Ordinairement, je consacre une vingtaine d’heures par semaine au magazine. Vingt heures devant l’ordinateur sans parler du temps d’écoute de la musique. 

Mais le weekend dernier était particulier. Même en posant deux journées de congés, je me suis retrouvé totalement débordé.

Vendredi matin, 7h00, me voilà devant le PC à publier chronique et actualité sur le site puis Facebook, Twitter et Google+. Après ces activités récréatives, je prépare les publications pour la semaine suivante, afin que tout soit prêt pour lundi. Vers 13h00, je prends la route pour me rendre au Studio Wan, écouter Out5ide enregistrer son nouvel album. De retour à la maison vers 20h00, je jette une oreille sur les dernières promotions avant de me coucher.

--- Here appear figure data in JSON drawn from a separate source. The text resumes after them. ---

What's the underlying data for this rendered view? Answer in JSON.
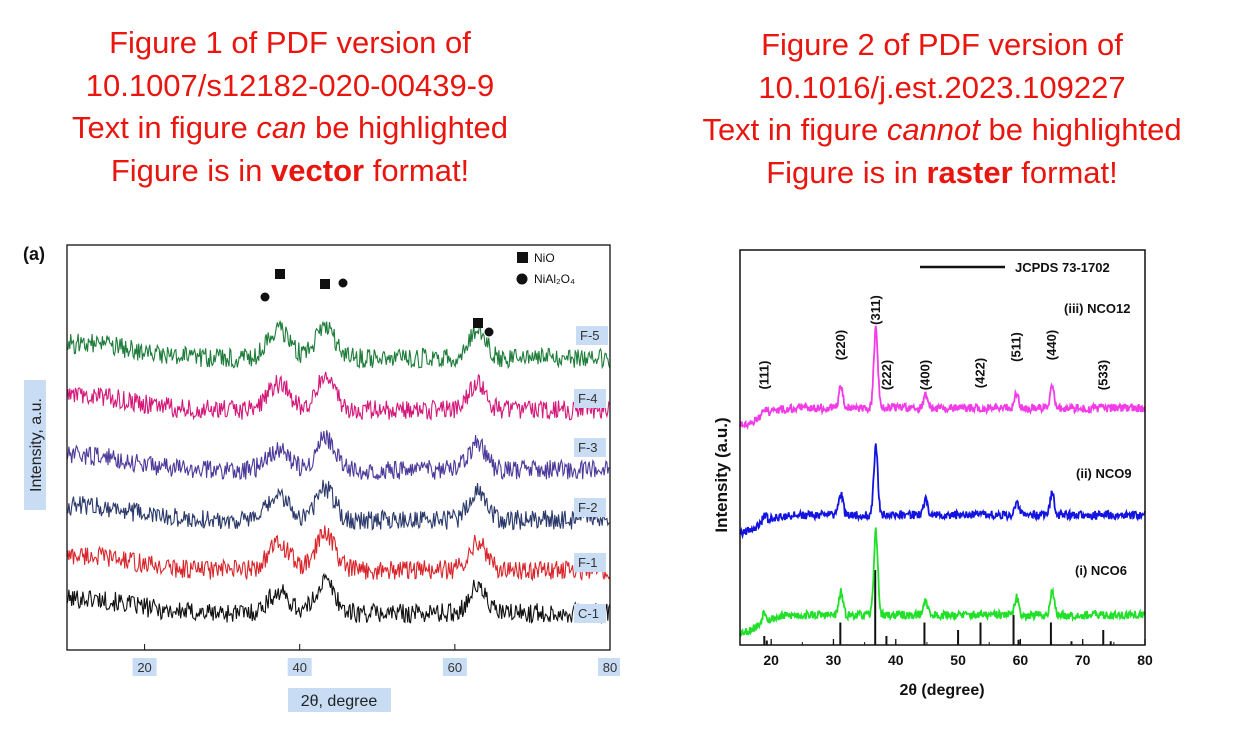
{
  "captions": [
    {
      "line1": "Figure 1 of PDF version of",
      "line2": "10.1007/s12182-020-00439-9",
      "line3_pre": "Text in figure ",
      "line3_em": "can",
      "line3_post": " be highlighted",
      "line4_pre": "Figure is in ",
      "line4_bold": "vector",
      "line4_post": " format!"
    },
    {
      "line1": "Figure 2 of PDF version of",
      "line2": "10.1016/j.est.2023.109227",
      "line3_pre": "Text in figure ",
      "line3_em": "cannot",
      "line3_post": " be highlighted",
      "line4_pre": "Figure is in ",
      "line4_bold": "raster",
      "line4_post": " format!"
    }
  ],
  "colors": {
    "caption": "#e8160f",
    "highlight": "#c8dcf4"
  },
  "chart_data": [
    {
      "type": "line",
      "panel_label": "(a)",
      "xlabel": "2θ, degree",
      "ylabel": "Intensity, a.u.",
      "xlim": [
        10,
        80
      ],
      "xticks": [
        "20",
        "40",
        "60",
        "80"
      ],
      "y_ticks_shown": false,
      "series": [
        {
          "name": "C-1",
          "color": "#111111",
          "peaks": [
            [
              37.3,
              0.35
            ],
            [
              43.3,
              0.55
            ],
            [
              62.9,
              0.45
            ]
          ]
        },
        {
          "name": "F-1",
          "color": "#d8262c",
          "peaks": [
            [
              37.3,
              0.45
            ],
            [
              43.3,
              0.65
            ],
            [
              62.9,
              0.5
            ]
          ]
        },
        {
          "name": "F-2",
          "color": "#2c3a6b",
          "peaks": [
            [
              37.3,
              0.4
            ],
            [
              43.3,
              0.55
            ],
            [
              62.9,
              0.5
            ]
          ]
        },
        {
          "name": "F-3",
          "color": "#4e3a9a",
          "peaks": [
            [
              37.3,
              0.35
            ],
            [
              43.3,
              0.55
            ],
            [
              62.9,
              0.45
            ]
          ]
        },
        {
          "name": "F-4",
          "color": "#d4187a",
          "peaks": [
            [
              37.3,
              0.45
            ],
            [
              43.3,
              0.6
            ],
            [
              62.9,
              0.45
            ]
          ]
        },
        {
          "name": "F-5",
          "color": "#1e7d3a",
          "peaks": [
            [
              37.3,
              0.5
            ],
            [
              43.3,
              0.55
            ],
            [
              62.9,
              0.5
            ]
          ]
        }
      ],
      "legend": [
        {
          "symbol": "square",
          "label": "NiO"
        },
        {
          "symbol": "circle",
          "label": "NiAl₂O₄"
        }
      ],
      "legend_position": "top-right"
    },
    {
      "type": "line",
      "xlabel": "2θ (degree)",
      "ylabel": "Intensity (a.u.)",
      "xlim": [
        15,
        80
      ],
      "xticks": [
        "20",
        "30",
        "40",
        "50",
        "60",
        "70",
        "80"
      ],
      "y_ticks_shown": false,
      "reference": {
        "name": "JCPDS 73-1702",
        "lines": [
          [
            18.9,
            0.12
          ],
          [
            19.3,
            0.06
          ],
          [
            31.1,
            0.3
          ],
          [
            36.7,
            1.0
          ],
          [
            38.5,
            0.12
          ],
          [
            44.6,
            0.3
          ],
          [
            50.0,
            0.2
          ],
          [
            53.6,
            0.3
          ],
          [
            58.9,
            0.4
          ],
          [
            59.7,
            0.07
          ],
          [
            64.9,
            0.3
          ],
          [
            68.2,
            0.05
          ],
          [
            73.3,
            0.2
          ],
          [
            74.5,
            0.05
          ]
        ]
      },
      "series": [
        {
          "name": "(i) NCO6",
          "color": "#22e02a",
          "peaks": [
            [
              18.9,
              0.3
            ],
            [
              31.2,
              0.6
            ],
            [
              36.8,
              2.2
            ],
            [
              44.8,
              0.4
            ],
            [
              59.4,
              0.45
            ],
            [
              65.1,
              0.65
            ]
          ]
        },
        {
          "name": "(ii) NCO9",
          "color": "#1414e0",
          "peaks": [
            [
              18.9,
              0.2
            ],
            [
              31.2,
              0.6
            ],
            [
              36.8,
              1.8
            ],
            [
              44.8,
              0.4
            ],
            [
              59.4,
              0.35
            ],
            [
              65.1,
              0.6
            ]
          ]
        },
        {
          "name": "(iii) NCO12",
          "color": "#f23ce8",
          "peaks": [
            [
              18.9,
              0.2
            ],
            [
              31.2,
              0.6
            ],
            [
              36.8,
              2.1
            ],
            [
              44.8,
              0.35
            ],
            [
              59.4,
              0.4
            ],
            [
              65.1,
              0.55
            ]
          ]
        }
      ],
      "peak_labels": [
        {
          "label": "(111)",
          "x": 18.9
        },
        {
          "label": "(220)",
          "x": 31.2
        },
        {
          "label": "(311)",
          "x": 36.8
        },
        {
          "label": "(222)",
          "x": 38.6
        },
        {
          "label": "(400)",
          "x": 44.8
        },
        {
          "label": "(422)",
          "x": 53.6
        },
        {
          "label": "(511)",
          "x": 59.4
        },
        {
          "label": "(440)",
          "x": 65.1
        },
        {
          "label": "(533)",
          "x": 73.3
        }
      ]
    }
  ]
}
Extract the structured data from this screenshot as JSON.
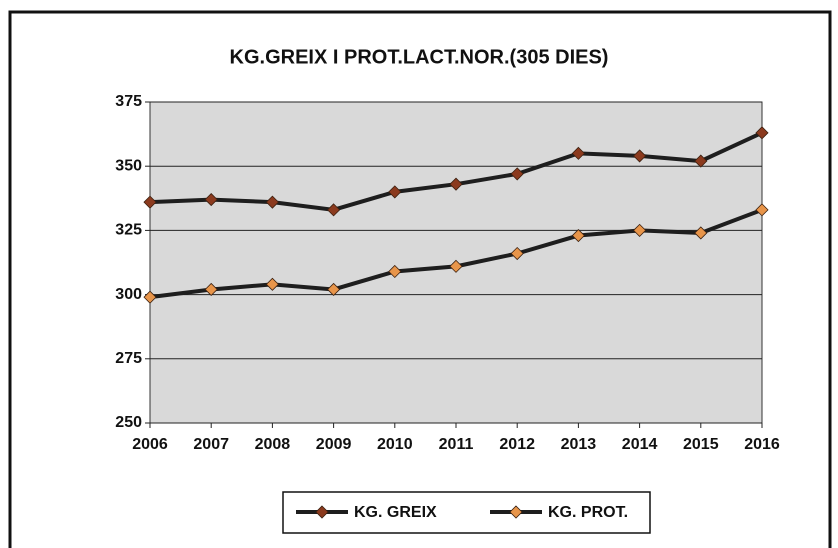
{
  "chart_data": {
    "type": "line",
    "title": "KG.GREIX I PROT.LACT.NOR.(305 DIES)",
    "categories": [
      "2006",
      "2007",
      "2008",
      "2009",
      "2010",
      "2011",
      "2012",
      "2013",
      "2014",
      "2015",
      "2016"
    ],
    "series": [
      {
        "name": "KG. GREIX",
        "color": "#8b3a1e",
        "values": [
          336,
          337,
          336,
          333,
          340,
          343,
          347,
          355,
          354,
          352,
          363
        ]
      },
      {
        "name": "KG. PROT.",
        "color": "#e8954a",
        "values": [
          299,
          302,
          304,
          302,
          309,
          311,
          316,
          323,
          325,
          324,
          333
        ]
      }
    ],
    "line_color": "#1e1e1e",
    "ylim": [
      250,
      375
    ],
    "yticks": [
      250,
      275,
      300,
      325,
      350,
      375
    ],
    "grid": true,
    "legend": "bottom"
  }
}
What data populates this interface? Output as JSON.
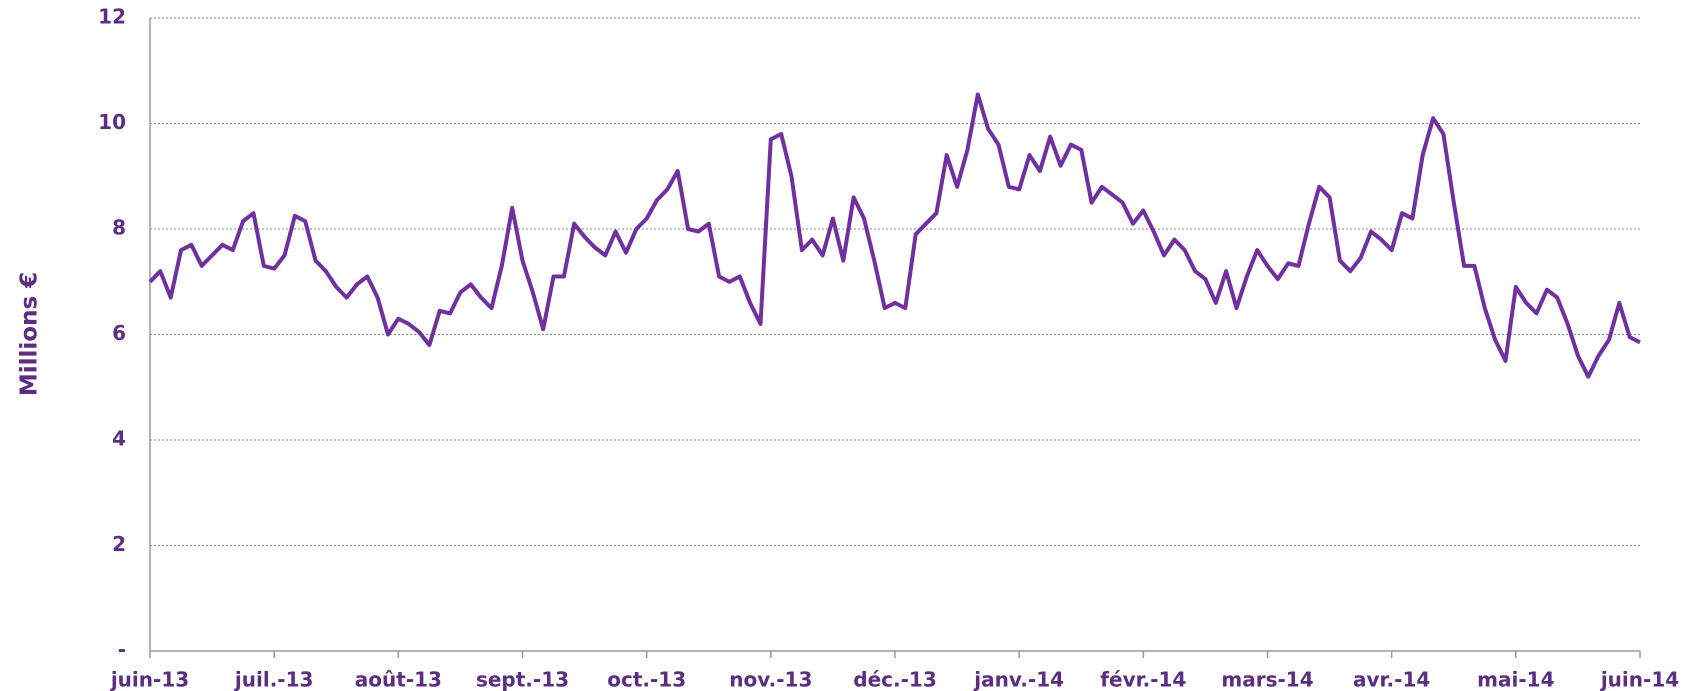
{
  "chart_data": {
    "type": "line",
    "y_label": "Millions €",
    "categories": [
      "juin-13",
      null,
      null,
      null,
      null,
      null,
      null,
      null,
      null,
      null,
      null,
      null,
      "juil.-13",
      null,
      null,
      null,
      null,
      null,
      null,
      null,
      null,
      null,
      null,
      null,
      "août-13",
      null,
      null,
      null,
      null,
      null,
      null,
      null,
      null,
      null,
      null,
      null,
      "sept.-13",
      null,
      null,
      null,
      null,
      null,
      null,
      null,
      null,
      null,
      null,
      null,
      "oct.-13",
      null,
      null,
      null,
      null,
      null,
      null,
      null,
      null,
      null,
      null,
      null,
      "nov.-13",
      null,
      null,
      null,
      null,
      null,
      null,
      null,
      null,
      null,
      null,
      null,
      "déc.-13",
      null,
      null,
      null,
      null,
      null,
      null,
      null,
      null,
      null,
      null,
      null,
      "janv.-14",
      null,
      null,
      null,
      null,
      null,
      null,
      null,
      null,
      null,
      null,
      null,
      "févr.-14",
      null,
      null,
      null,
      null,
      null,
      null,
      null,
      null,
      null,
      null,
      null,
      "mars-14",
      null,
      null,
      null,
      null,
      null,
      null,
      null,
      null,
      null,
      null,
      null,
      "avr.-14",
      null,
      null,
      null,
      null,
      null,
      null,
      null,
      null,
      null,
      null,
      null,
      "mai-14",
      null,
      null,
      null,
      null,
      null,
      null,
      null,
      null,
      null,
      null,
      null,
      "juin-14"
    ],
    "series": [
      {
        "color": "#7030a0",
        "values": [
          7.0,
          7.2,
          6.7,
          7.6,
          7.7,
          7.3,
          7.5,
          7.7,
          7.6,
          8.15,
          8.3,
          7.3,
          7.25,
          7.5,
          8.25,
          8.15,
          7.4,
          7.2,
          6.9,
          6.7,
          6.95,
          7.1,
          6.7,
          6.0,
          6.3,
          6.2,
          6.05,
          5.8,
          6.45,
          6.4,
          6.8,
          6.95,
          6.7,
          6.5,
          7.3,
          8.4,
          7.4,
          6.8,
          6.1,
          7.1,
          7.1,
          8.1,
          7.85,
          7.65,
          7.5,
          7.95,
          7.55,
          8.0,
          8.2,
          8.55,
          8.75,
          9.1,
          8.0,
          7.95,
          8.1,
          7.1,
          7.0,
          7.1,
          6.6,
          6.2,
          9.7,
          9.8,
          9.0,
          7.6,
          7.8,
          7.5,
          8.2,
          7.4,
          8.6,
          8.2,
          7.4,
          6.5,
          6.6,
          6.5,
          7.9,
          8.1,
          8.3,
          9.4,
          8.8,
          9.5,
          10.55,
          9.9,
          9.6,
          8.8,
          8.75,
          9.4,
          9.1,
          9.75,
          9.2,
          9.6,
          9.5,
          8.5,
          8.8,
          8.65,
          8.5,
          8.1,
          8.35,
          7.95,
          7.5,
          7.8,
          7.6,
          7.2,
          7.05,
          6.6,
          7.2,
          6.5,
          7.1,
          7.6,
          7.3,
          7.05,
          7.35,
          7.3,
          8.1,
          8.8,
          8.6,
          7.4,
          7.2,
          7.45,
          7.95,
          7.8,
          7.6,
          8.3,
          8.2,
          9.4,
          10.1,
          9.8,
          8.5,
          7.3,
          7.3,
          6.5,
          5.9,
          5.5,
          6.9,
          6.6,
          6.4,
          6.85,
          6.7,
          6.2,
          5.6,
          5.2,
          5.6,
          5.9,
          6.6,
          5.95,
          5.85
        ]
      }
    ],
    "ylim": [
      0,
      12
    ],
    "yticks": [
      {
        "value": 0,
        "label": "-"
      },
      2,
      4,
      6,
      8,
      10,
      12
    ],
    "grid": true
  }
}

Samedi, aux aurores, je développe les photographies prises la veille et prépare mon texte pour l’article à publier mardi. Après une courte promenade, je me lance dans une nouvelle écoute du dernier Esben and the Witch pour le chroniquer, je me couche pour lire quelques pages de La Longue Route avant de sombrer dans les bras de ma femme.

Dimanche, à 04h00 du mat, une violente migraine me rappelle que je ne suis pas un surhomme et que mon métabolisme ne tient pas la route. En parlant de route, ce soir, je dois faire 400 km pour aller écouter un concert. Concert dit révisions. Je réécoute le dernier album de Soup, Seven de The Watch, je mets un point final au brouillon de la chronique de Nowhere, fait quelques pas au soleil avec mon épouse et part pour la Lorraine avec, par chance un chauffeur, même s’il peste contre les gilets jaunes.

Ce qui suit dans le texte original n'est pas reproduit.